Failing to include Woart, as Watts recommended, and other top Black medical minds was a mistake, McGill said.
“It’s really irresponsible that the state has not looped in people like Dr. Woart, who is on the ground, in the community, with the knowledge of the community and how to access it,” McGill said.
Woart, who lived in Mercer County for 19 years studying minority health in Southern West Virginia, said his work long has been aided by faith organizations.
“All the work I have done in West Virginia would not have been done, and I’ve done a lot, would not have been possible without my partnership with the African American churches,” he said. “I would not have ended up at Marshall without the work I’ve done and the trust I have built among the community.”
State leaders would be wise to include Black churches, Woart said.
“On an institutional level and historically, African American churches have always been the catalyst for change,” Woart said. “We do listen to our pastors.
“You would think that administrators and politicians, after all these years, would understand that.”

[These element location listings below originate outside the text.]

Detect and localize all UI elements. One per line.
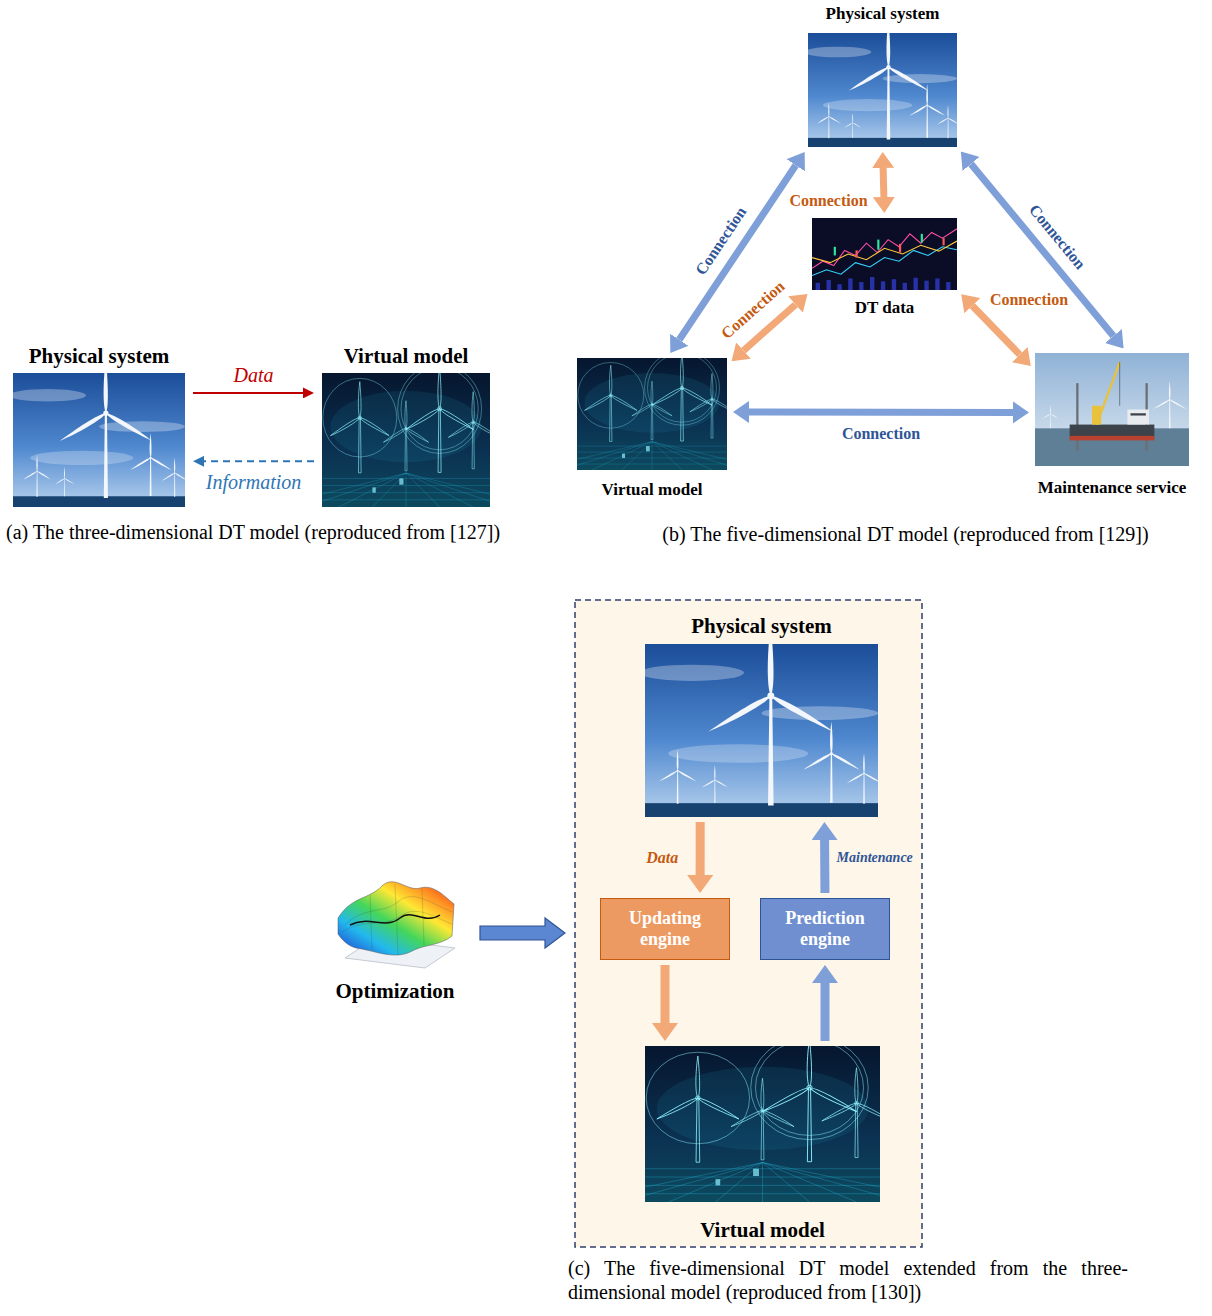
connector-arrow [820,840,829,893]
box-label: Prediction engine [769,908,881,949]
optimization-image: Optimization [330,880,460,1003]
image-heading: Physical system [826,4,940,24]
connector-arrow [972,306,1019,355]
virtual-model-image: Virtual model [645,1046,880,1242]
edge-label: Connection [842,425,920,443]
connector-arrow [821,983,830,1041]
optimization-surface [338,882,455,968]
maintenance-vessel [1035,353,1189,466]
virtual-turbines [575,1036,951,1202]
connector-arrow [696,822,705,875]
edge-label: Connection [990,291,1068,309]
edge-label: Connection [718,277,789,342]
edge-label: Maintenance [837,850,913,866]
subfigure-caption: (b) The five-dimensional DT model (repro… [613,522,1198,546]
edge-label: Data [646,849,678,867]
connector-arrow [193,392,303,394]
edge-label: Connection [1026,201,1090,273]
connector-arrow [204,460,314,462]
image-heading: Optimization [336,979,455,1003]
connector-arrow [971,164,1113,336]
connector-arrow [880,168,888,197]
connector-arrow [749,408,1013,415]
box-label: Updating engine [609,908,721,949]
engine-box: Prediction engine [760,898,890,960]
engine-box: Updating engine [600,898,730,960]
edge-label: Connection [692,204,750,279]
image-heading: Physical system [29,344,170,368]
virtual-model-image: Virtual model [577,358,727,500]
maintenance-service-image: Maintenance service [1035,353,1189,498]
turbine-photo [804,20,959,147]
data-chart-image [812,218,957,290]
image-heading: Physical system [691,614,832,638]
image-heading: Virtual model [602,480,703,500]
virtual-turbines [272,364,541,507]
optimization-arrow [480,918,565,948]
virtual-turbines [532,351,772,470]
image-heading: Virtual model [344,344,469,368]
connector-arrow [660,965,669,1023]
edge-label: Connection [789,192,867,210]
turbine-photo [639,624,882,817]
image-heading: Virtual model [700,1218,825,1242]
subfigure-caption: (a) The three-dimensional DT model (repr… [6,520,521,544]
image-heading: Maintenance service [1038,478,1187,498]
subfigure-caption: (c) The five-dimensional DT model extend… [568,1256,1128,1304]
physical-system-image: Physical system [645,614,878,817]
edge-label: Information [206,471,302,494]
edge-label: Data [234,364,274,387]
dt-data-image: DT data [812,218,957,318]
image-heading: DT data [855,298,915,318]
virtual-model-image: Virtual model [322,344,490,507]
turbine-photo [9,358,188,507]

The source of the information, after all, is more important than the information itself, Woart said.
“I can’t imagine having a white social worker going into Bluefield or in Princeton or in Beckley trying to inform the African American community about the vaccine,” he said.
Steady information flow, clear and efficient policy and addressing issues at the community level could save lives, Woart said.
“This is an emergency,” Woart said. “Put aside political and social differences to address this urgent problem.”